Les taxes punitives de Trump contre Pékin sont illégales, déclare l’OMC

Réagissant au verdict de l’Organe de règlement des différends de l’OMC, le gouvernement Trump a jugé l’organisation «totalement inadéquate» pour mettre fin aux pratiques commerciales de la Chine jugées déloyales et qui avaient amené Washington à imposer des tarifs douaniers punitifs contre Pékin.
Photo: Greg Baker Agence France-Presse Réagissant au verdict de l’Organe de règlement des différends de l’OMC, le gouvernement Trump a jugé l’organisation «totalement inadéquate» pour mettre fin aux pratiques commerciales de la Chine jugées déloyales et qui avaient amené Washington à imposer des tarifs douaniers punitifs contre Pékin.

L’OMC a infligé mardi un sérieux camouflet au gouvernement Trump, en dénonçant l’illégalité des taxes douanières punitives imposées à la Chine au début de la guerre commerciale entre les deux grandes puissances.

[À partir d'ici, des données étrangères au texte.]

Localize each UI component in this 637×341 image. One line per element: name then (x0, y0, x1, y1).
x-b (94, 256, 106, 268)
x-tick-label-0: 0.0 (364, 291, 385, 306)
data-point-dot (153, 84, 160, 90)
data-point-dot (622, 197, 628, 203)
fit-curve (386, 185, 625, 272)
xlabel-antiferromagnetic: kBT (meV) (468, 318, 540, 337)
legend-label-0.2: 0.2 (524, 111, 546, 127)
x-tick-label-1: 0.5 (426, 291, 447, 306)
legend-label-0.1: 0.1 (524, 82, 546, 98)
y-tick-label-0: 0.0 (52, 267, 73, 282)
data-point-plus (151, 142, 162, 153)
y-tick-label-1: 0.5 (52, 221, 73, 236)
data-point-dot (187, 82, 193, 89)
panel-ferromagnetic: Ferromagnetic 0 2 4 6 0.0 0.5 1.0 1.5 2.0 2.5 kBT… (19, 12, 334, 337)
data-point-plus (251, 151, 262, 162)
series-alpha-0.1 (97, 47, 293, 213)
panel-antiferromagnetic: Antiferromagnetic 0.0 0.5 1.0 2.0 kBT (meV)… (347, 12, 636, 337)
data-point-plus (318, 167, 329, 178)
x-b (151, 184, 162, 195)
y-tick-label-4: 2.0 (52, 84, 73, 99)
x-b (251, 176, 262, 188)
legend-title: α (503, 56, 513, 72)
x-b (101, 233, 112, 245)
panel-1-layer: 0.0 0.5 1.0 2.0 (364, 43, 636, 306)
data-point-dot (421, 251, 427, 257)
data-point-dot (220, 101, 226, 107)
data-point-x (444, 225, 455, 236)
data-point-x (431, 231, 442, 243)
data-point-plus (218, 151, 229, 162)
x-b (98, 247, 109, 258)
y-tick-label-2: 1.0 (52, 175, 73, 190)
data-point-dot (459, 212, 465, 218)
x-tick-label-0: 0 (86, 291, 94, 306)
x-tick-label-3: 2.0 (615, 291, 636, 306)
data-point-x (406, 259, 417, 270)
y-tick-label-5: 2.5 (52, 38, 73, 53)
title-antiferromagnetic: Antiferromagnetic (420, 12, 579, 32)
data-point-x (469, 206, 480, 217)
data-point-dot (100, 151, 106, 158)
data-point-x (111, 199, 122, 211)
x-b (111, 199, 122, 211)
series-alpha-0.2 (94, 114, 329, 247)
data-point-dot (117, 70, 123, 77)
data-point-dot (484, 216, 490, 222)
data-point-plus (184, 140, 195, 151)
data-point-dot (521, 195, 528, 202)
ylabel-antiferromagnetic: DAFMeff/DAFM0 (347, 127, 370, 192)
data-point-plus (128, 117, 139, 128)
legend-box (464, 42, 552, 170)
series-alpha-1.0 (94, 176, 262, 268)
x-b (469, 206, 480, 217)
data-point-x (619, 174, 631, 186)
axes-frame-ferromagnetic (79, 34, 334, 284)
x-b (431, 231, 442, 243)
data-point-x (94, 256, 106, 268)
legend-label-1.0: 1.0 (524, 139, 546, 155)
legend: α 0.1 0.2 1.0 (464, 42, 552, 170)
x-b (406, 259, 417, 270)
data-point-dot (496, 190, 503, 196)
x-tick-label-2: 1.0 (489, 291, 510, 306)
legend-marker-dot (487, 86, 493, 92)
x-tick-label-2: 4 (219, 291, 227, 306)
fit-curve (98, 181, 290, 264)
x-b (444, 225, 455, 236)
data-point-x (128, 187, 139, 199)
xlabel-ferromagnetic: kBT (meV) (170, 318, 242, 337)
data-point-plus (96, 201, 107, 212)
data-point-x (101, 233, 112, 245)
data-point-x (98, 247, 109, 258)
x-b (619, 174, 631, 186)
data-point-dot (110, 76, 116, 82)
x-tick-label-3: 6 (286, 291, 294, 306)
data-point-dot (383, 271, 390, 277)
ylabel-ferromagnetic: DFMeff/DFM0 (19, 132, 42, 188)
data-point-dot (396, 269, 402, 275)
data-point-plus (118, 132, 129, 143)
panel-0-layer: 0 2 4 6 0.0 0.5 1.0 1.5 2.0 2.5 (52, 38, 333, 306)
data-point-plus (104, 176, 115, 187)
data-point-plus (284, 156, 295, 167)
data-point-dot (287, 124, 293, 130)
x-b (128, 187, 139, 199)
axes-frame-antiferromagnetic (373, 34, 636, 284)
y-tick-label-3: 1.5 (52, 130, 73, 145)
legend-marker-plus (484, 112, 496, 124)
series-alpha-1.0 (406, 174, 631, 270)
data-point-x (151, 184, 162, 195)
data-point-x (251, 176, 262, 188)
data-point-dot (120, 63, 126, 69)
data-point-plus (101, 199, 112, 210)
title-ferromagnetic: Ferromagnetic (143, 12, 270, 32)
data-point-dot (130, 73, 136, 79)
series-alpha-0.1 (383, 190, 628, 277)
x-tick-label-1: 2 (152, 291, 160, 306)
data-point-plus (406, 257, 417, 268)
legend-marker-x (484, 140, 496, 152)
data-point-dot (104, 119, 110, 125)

Ce cas, porté par Pékin devant l’Organisation mondiale du commerce en 2018, porte sur une première tranche de droits de douane imposés par les États-Unis sur quelque 250 milliards de dollars de biens chinois. Réagissant au verdict de l’Organe de règlement des différends de l’OMC, le gouvernement Trump a jugé l’organisation « totalement inadéquate » pour mettre fin aux pratiques commerciales de la Chine jugées déloyales et qui avaient amené Washington à imposer des tarifs douaniers punitifs contre Pékin. « Bien que le groupe spécial [d’experts de l’OMC] n’ait pas contesté les nombreux éléments de preuve présentés par les États-Unis concernant le vol de propriété intellectuelle par la Chine, sa décision montre que l’OMC n’offre aucun recours pour une telle faute », a déploré le représentant américain au Commerce Robert Lighthizer dans un communiqué.

Selon un tweet du quotidien semi-officiel Global Times, le ministère du Commerce chinois a indiqué que « la Chine espère que les États-Unis respecteront pleinement la décision du groupe spécial de l’OMC et le système commercial multilatéral fondé sur des règles ».

Le rapport de 72 pages a souligné notamment que « les États-Unis n’ont pas fourni d’éléments de preuve ou d’explications en suffisance pour étayer leur affirmation selon laquelle les mesures étaient nécessaires pour protéger les “normes du bien et du mal” qu’ils invoquaient et qui étaient considérées comme relevant de la moralité publique aux États-Unis ».

Dans son rapport, le panel d’experts de l’OMC note également qu’il ne s’est pas prononcé sur les contre-mesures prises par Pékin en réponse aux taxes douanières punitives américaines, car « les pouvoirs publics des États-Unis n’ont pas engagé d’action » auprès de l’OMC à ce sujet.

Les deux parties peuvent faire appel de la décision de l’OMC, mais l’organe d’appel de l’institution basée à Genève n’est plus opérationnel depuis le 11 décembre, faute de magistrats en nombre suffisant. Washington paralyse depuis décembre le tribunal d’appel en bloquant la nomination de juges. En attendant, la Chine et plusieurs autres pays, parmi lesquels ceux de l’Union européenne, ont mis en place une cour d’appel temporaire pour régler leurs litiges commerciaux, mais les États-Unis refusent d’y participer, estimant qu’il faut remettre l’organe d’appel en état de marche.